The Spanish National Court recently indicted five high-ranking Chinese Communist Party (CCP) officials – former Communist Party head Jiang Zemin and his followers Luo Gan, Bo Xilai, Jia Qinglin and Wu Guanzheng – on charges of genocide and torture of Falun Gong practitioners. Spokeswoman María Salcedo of Spain's General Department of Foreign Policy for Asia and the Pacific, Ministry for Foreign Affairs and Cooperation, said on November 27, 2009 that Spain is a democratic country and the administration does not interfere with the judiciary.

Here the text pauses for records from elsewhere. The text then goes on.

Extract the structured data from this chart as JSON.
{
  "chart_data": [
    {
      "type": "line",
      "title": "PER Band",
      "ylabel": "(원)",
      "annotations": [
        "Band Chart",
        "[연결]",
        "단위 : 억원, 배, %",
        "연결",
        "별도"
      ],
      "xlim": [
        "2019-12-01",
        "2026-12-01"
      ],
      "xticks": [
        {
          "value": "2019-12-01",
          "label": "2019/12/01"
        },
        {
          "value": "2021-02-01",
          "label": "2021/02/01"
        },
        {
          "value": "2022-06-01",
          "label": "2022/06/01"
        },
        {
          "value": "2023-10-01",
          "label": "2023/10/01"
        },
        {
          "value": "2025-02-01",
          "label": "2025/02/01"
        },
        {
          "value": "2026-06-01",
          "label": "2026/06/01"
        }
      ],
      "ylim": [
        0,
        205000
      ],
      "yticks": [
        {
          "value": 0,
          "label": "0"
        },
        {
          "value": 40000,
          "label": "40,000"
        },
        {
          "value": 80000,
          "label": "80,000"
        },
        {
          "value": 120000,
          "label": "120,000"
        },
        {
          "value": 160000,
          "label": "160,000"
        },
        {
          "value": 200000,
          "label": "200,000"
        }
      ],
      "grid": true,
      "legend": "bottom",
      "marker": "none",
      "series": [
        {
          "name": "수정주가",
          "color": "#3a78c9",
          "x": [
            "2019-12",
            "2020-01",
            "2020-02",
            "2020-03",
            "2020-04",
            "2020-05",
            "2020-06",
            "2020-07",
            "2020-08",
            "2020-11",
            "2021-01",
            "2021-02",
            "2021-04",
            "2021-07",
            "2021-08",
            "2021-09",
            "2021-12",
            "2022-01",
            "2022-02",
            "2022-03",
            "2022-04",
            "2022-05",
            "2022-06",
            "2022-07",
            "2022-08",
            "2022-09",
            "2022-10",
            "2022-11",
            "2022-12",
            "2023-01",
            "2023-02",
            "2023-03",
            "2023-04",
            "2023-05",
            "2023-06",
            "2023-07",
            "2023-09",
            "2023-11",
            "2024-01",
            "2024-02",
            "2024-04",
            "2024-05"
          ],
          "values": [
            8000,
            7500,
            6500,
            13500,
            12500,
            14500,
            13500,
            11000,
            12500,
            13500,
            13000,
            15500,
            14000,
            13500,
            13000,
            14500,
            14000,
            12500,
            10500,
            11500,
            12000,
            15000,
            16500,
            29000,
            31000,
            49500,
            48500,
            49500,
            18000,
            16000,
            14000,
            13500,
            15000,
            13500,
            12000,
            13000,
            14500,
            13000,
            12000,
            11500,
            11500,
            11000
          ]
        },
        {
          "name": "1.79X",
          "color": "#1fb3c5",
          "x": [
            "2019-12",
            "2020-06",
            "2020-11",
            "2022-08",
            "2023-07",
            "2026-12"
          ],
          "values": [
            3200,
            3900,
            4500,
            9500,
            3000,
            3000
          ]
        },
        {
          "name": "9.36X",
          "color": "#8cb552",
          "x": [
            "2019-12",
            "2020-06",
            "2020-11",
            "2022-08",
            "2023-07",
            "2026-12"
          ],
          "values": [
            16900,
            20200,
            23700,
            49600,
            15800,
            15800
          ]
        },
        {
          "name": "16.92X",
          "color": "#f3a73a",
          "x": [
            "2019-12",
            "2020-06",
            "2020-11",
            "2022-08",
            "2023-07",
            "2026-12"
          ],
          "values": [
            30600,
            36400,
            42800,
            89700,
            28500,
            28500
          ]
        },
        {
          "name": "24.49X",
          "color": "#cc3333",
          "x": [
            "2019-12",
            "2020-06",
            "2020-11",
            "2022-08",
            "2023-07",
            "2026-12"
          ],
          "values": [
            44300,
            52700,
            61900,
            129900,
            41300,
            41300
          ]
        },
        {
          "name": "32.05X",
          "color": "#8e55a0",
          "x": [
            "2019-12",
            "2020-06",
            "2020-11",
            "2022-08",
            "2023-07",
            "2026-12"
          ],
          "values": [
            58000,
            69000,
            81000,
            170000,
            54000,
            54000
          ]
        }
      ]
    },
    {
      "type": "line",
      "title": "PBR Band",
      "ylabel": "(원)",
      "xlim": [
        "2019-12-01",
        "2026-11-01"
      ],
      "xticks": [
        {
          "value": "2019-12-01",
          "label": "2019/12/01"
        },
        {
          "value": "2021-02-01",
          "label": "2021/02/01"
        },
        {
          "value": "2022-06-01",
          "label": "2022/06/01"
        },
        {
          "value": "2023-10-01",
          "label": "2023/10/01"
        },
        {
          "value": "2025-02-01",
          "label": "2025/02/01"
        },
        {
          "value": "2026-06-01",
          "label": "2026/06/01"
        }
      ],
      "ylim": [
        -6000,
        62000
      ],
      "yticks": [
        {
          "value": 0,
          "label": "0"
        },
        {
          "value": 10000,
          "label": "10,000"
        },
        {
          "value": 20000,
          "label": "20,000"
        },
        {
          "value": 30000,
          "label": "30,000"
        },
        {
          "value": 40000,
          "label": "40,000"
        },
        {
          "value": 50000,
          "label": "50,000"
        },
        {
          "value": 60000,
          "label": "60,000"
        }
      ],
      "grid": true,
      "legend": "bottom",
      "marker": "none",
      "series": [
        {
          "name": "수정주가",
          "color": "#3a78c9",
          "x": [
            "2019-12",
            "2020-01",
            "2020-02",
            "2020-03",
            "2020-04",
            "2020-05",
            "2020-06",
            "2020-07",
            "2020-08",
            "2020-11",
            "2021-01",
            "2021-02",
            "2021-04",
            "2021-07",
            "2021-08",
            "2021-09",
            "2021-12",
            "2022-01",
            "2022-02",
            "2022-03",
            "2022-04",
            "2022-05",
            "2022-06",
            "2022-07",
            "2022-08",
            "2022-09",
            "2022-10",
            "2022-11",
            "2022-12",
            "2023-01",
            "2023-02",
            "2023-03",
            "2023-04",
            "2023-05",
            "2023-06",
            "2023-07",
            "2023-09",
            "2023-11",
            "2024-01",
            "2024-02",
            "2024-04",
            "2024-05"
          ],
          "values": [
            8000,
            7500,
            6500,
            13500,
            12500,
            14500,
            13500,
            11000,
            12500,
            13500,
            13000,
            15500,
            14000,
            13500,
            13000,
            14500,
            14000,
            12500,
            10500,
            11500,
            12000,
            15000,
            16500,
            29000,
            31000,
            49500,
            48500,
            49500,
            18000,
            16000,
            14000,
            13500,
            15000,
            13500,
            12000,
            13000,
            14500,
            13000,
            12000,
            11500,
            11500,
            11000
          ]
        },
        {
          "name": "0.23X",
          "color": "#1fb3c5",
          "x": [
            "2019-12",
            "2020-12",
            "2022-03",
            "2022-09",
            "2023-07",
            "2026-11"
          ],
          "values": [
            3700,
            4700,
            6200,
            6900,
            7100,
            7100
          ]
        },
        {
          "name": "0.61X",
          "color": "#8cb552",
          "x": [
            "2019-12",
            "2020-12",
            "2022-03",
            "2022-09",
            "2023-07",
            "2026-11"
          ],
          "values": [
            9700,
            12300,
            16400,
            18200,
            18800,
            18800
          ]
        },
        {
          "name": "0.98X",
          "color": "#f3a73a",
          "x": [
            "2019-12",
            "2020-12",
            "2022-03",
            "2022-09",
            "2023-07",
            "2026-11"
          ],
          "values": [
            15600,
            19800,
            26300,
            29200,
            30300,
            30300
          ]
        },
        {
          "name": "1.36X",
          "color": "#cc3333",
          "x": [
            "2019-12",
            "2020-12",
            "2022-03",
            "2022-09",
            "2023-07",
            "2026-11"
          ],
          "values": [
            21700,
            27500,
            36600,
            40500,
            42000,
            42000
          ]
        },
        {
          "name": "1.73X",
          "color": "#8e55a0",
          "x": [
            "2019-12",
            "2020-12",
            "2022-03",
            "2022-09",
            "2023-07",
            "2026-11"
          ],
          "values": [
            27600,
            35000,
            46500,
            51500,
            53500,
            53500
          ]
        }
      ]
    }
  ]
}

The Plaintiff's lawyer Carlos Iglesias confirmed on November 19 that the Spanish National Court issued summons to the five CCP officials and asked them to explain their genocidal conduct, including live organ harvesting from Falun Gong practitioners for lucrative profit. The court can make a default judgment and the defendants would then face international warrants and extradition to Spain, as well as over 20-year prison sentences.
The Spanish court made the decision based on the Universal Jurisdiction of international law. Universal Jurisdiction applies to crimes of genocide, crimes against humanity, war crimes and crimes of aggression. Once the ruling is issued, it has the permanent effect of law.
For this principle to have applied, the crimes of Jiang and the other CCP officials were extremely severe. As a result, any country can punish the defendants. Over a decade ago, the Spanish court asked Britain to extradite Pinochet, the former dictator of Chile.
In 2006, China and Spain signed an extradition treaty. This case is expected to deliver a shock to the CCP regime, which has not yet made any response.